Buscando el modo de triunfar de la obstinación de Isabel, Fernando quiso ir a Madrid en busca de Carlos y del cardenal Bibbiena, en la seguridad de que sólo ellos podrían vencerla.

XIII

Tenía ya Fernando decidida su marcha, cuando tropezó con un nuevo obstáculo que hacía inútil su viaje. El duque de Carvajal, su padre, hízole saber su resolución de no consentir su matrimonio con Isabel.

—¿Y por qué razón, padre mío?—exclamó afligido Fernando.

—Conoces, tan bien como yo, los motivos que tengo para ello. Un hombre de Estado sólo abriga un pensamiento, sólo persigue un objeto; un noble español no tiene más que su palabra. Mi objeto es que, en defecto de los altos puestos y dignidades de que injustamente nos han despojado, nuestra casa sea notable, al menos, por sus grandes riquezas, y yo consentía en tu unión con la sobrina del duque de Arcos con la condición de que su hermana Juanita no se casaría y le dejaría toda su fortuna.

—Juanita ha legado, al morir, a su hermana todos los bienes de que ella podía disponer; todos los que poseía en el reino de Nápoles, que son de mucha consideración.

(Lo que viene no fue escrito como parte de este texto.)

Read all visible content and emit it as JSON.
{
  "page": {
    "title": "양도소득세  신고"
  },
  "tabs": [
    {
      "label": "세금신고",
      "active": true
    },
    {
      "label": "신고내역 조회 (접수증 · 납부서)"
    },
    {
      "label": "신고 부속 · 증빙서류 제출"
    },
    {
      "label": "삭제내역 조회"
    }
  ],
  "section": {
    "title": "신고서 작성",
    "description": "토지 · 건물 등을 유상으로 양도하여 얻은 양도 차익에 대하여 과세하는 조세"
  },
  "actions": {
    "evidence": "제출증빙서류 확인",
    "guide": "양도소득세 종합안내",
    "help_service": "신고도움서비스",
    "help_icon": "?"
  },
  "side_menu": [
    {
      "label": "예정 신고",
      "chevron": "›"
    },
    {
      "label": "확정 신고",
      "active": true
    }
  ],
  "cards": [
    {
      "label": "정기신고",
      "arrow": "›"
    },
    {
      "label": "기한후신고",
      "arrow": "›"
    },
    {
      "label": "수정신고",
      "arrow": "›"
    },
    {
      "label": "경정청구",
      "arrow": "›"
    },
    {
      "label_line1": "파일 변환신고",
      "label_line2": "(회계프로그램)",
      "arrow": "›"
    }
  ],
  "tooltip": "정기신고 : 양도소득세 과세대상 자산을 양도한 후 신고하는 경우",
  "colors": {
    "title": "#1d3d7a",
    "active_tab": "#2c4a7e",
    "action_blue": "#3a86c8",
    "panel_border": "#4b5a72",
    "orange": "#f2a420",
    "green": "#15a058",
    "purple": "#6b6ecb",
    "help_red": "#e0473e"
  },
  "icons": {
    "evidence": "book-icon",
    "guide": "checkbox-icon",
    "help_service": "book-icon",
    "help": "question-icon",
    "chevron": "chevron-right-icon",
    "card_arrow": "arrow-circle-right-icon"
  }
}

—Es probable que así sea, pues no los conozco; sólo sé lo que valen el palacio y los jardines de la Alhambra que había comprado en la ciudad; los inmensos dominios y las ricas granjas que había adquirido en la provincia de Granada, y en la de Valencia.

—Todo eso, padre mío, pertenecía y pertenece aún a su esposo.

—¡Casarse un cuarto de hora antes de morir!... ¡No podía esperar yo semejante cosa!